The second article in the US Constitution states clearly and unambiguously that the President SHALL appoint Supreme Court justices and that the Senate SHALL provide advice and consent to his choice, i.e., vote a nominee in or off the court.

Mr. McConnell’s flat statement that he would neither meet with nor hear a nominee in any kind of Supreme Court Senate vetting process is completely unconstitutional. Period. It’s that simple.

No one in Houston chose to mention this dereliction of sworn duty.

It’s certainly possible that the manner and method of Mr. Trump’s campaigning has made following rules of behavior unlikely or indeed impossible. Mr. Trump is winning. Mr. McConnell wants to win even more.

So — Scalia’s robe lies in an unoccupied heap in the middle of D.C. and no doubt will for the next eight months until and unless the Democrats pick it up and point out that it is unoccupied and that this is a violation, and a serious one, of the oath office takers perforce make on assuming office. In our dreams, McConnell and his posse could all be sued and recalled.
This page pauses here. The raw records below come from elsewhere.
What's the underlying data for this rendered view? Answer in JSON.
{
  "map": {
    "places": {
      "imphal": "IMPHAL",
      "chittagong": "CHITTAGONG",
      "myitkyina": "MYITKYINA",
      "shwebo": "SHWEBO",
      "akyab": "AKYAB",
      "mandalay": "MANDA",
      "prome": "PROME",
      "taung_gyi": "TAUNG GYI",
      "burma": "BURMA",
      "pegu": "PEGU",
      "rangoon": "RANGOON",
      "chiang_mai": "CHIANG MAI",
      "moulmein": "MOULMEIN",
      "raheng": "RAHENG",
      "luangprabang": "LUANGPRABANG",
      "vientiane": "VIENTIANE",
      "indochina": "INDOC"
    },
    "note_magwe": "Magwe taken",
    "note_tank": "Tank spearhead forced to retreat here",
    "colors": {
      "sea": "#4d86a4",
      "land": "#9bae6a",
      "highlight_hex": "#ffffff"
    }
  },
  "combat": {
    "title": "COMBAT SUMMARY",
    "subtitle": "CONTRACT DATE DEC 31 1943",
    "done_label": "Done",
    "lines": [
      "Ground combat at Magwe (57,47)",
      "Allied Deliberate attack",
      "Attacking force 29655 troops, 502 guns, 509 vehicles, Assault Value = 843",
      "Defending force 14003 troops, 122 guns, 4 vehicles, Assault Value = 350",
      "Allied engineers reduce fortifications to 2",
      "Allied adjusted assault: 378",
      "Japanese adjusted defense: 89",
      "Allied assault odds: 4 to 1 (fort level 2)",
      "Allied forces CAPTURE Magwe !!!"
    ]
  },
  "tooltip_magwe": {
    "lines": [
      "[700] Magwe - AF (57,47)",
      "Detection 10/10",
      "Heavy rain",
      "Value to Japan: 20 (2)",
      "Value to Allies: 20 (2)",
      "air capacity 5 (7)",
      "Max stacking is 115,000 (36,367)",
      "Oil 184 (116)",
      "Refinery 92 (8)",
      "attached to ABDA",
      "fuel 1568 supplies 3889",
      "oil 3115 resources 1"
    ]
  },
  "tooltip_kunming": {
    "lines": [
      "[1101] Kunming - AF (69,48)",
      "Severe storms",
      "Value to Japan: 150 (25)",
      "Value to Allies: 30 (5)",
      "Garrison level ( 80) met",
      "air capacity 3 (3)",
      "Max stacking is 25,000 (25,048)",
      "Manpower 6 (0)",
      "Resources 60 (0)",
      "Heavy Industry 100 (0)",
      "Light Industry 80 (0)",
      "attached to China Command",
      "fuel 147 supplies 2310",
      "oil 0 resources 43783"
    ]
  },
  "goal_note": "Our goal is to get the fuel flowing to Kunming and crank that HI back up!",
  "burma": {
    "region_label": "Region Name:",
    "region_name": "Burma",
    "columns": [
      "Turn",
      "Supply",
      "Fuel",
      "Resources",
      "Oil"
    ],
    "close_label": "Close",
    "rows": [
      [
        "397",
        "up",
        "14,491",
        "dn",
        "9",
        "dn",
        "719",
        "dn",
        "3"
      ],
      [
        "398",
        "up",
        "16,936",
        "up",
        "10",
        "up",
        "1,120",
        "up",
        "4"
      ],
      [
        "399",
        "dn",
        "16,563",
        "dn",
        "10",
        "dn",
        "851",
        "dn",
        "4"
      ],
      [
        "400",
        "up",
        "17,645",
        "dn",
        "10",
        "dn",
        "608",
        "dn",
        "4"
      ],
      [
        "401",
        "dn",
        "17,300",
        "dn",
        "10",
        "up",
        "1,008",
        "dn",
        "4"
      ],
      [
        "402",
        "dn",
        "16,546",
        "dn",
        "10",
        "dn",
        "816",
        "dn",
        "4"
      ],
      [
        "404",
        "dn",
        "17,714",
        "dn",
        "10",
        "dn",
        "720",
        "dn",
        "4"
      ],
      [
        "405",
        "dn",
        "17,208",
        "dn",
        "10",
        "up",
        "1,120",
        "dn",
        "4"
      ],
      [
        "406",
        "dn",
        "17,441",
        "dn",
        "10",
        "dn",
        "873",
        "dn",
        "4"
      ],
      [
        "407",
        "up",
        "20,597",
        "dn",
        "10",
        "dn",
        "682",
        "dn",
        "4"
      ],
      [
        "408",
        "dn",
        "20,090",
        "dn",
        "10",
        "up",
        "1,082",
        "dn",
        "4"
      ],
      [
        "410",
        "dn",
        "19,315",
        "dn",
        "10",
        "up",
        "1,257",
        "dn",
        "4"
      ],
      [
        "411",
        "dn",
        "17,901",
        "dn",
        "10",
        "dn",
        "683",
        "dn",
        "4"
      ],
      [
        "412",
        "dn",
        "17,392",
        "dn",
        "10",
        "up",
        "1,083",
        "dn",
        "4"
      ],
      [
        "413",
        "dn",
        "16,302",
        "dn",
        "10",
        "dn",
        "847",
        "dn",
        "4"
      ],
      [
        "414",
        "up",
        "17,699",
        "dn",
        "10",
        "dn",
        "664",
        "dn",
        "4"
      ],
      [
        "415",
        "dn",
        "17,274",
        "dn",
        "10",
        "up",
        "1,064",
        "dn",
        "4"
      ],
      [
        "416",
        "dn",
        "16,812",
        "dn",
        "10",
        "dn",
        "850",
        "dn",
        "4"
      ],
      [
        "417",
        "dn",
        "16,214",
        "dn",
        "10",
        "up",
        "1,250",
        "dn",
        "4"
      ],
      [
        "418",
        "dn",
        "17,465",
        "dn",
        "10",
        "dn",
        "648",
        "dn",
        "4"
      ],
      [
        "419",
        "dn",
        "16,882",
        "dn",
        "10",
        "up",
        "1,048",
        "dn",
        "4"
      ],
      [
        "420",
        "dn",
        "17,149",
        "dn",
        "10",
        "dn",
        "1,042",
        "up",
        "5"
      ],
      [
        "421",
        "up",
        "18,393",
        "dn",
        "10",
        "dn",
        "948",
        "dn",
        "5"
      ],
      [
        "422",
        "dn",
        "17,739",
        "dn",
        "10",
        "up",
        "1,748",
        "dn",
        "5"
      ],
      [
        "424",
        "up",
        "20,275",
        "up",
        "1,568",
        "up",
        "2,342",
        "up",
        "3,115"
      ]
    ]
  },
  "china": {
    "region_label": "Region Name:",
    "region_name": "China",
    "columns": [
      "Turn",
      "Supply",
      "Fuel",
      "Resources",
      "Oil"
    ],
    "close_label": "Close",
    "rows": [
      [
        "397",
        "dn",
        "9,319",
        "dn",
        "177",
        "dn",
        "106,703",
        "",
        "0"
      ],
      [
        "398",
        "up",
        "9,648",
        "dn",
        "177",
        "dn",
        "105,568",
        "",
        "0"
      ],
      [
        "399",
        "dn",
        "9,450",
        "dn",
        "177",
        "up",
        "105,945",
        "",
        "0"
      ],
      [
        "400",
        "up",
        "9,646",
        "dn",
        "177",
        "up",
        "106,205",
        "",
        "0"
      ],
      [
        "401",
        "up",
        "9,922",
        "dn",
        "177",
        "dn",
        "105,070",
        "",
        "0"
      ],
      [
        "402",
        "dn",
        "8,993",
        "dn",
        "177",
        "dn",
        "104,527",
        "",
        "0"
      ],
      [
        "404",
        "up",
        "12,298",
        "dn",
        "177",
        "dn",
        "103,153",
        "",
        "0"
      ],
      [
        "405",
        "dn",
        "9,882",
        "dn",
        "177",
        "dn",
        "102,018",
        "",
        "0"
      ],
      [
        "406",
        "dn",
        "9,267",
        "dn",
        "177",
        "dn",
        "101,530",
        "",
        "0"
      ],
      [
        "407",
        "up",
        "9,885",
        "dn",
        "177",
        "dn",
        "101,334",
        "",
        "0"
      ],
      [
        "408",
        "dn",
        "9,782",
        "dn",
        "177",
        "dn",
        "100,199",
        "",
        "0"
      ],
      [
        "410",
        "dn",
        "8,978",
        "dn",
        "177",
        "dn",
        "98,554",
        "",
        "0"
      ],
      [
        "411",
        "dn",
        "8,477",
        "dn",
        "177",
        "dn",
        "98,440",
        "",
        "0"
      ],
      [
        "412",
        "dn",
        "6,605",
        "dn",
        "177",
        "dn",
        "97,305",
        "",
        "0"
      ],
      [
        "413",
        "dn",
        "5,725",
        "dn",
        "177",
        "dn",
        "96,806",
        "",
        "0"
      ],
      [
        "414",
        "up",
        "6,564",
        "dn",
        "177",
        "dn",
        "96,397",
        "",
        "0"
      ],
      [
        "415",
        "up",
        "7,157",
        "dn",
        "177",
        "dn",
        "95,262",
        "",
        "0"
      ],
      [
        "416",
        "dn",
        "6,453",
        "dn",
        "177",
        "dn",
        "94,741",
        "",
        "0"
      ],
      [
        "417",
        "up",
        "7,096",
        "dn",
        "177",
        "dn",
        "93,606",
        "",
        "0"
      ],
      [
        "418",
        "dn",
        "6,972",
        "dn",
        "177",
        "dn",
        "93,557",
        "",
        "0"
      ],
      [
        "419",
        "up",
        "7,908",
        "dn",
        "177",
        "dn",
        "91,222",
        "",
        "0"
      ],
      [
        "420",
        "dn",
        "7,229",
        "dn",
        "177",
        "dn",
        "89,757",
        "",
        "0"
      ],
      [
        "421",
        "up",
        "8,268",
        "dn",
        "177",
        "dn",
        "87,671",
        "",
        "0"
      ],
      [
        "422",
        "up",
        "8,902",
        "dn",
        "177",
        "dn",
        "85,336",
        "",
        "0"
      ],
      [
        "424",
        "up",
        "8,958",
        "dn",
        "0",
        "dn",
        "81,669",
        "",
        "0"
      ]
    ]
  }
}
This sleazy maneuver seems endemic to this year’s politics. We can probably trace it to the wondrous fiction that all Americans are “exceptional” people and are free to do and say whatever they want. Whether ignoring government oversight of grazing rights in the far West, or believing (and saying so) that “Black lives matter,” US citizens have taken action into their own hands, exhausted by waiting for justice and understanding from a federal government enmeshed in nets cast by Big Money. Not every public demonstration of anger and impatience and disgust is unhealthy or unconstitutional. But we seem to have reached a point in our history where there is no one secure enough, balanced enough, trusted enough to understand the deep discontents and divides in our population, and to make an effort to meld once again “E Pluribus unum”…one out of many.

And that, folks, is whom we need to elect in the fall.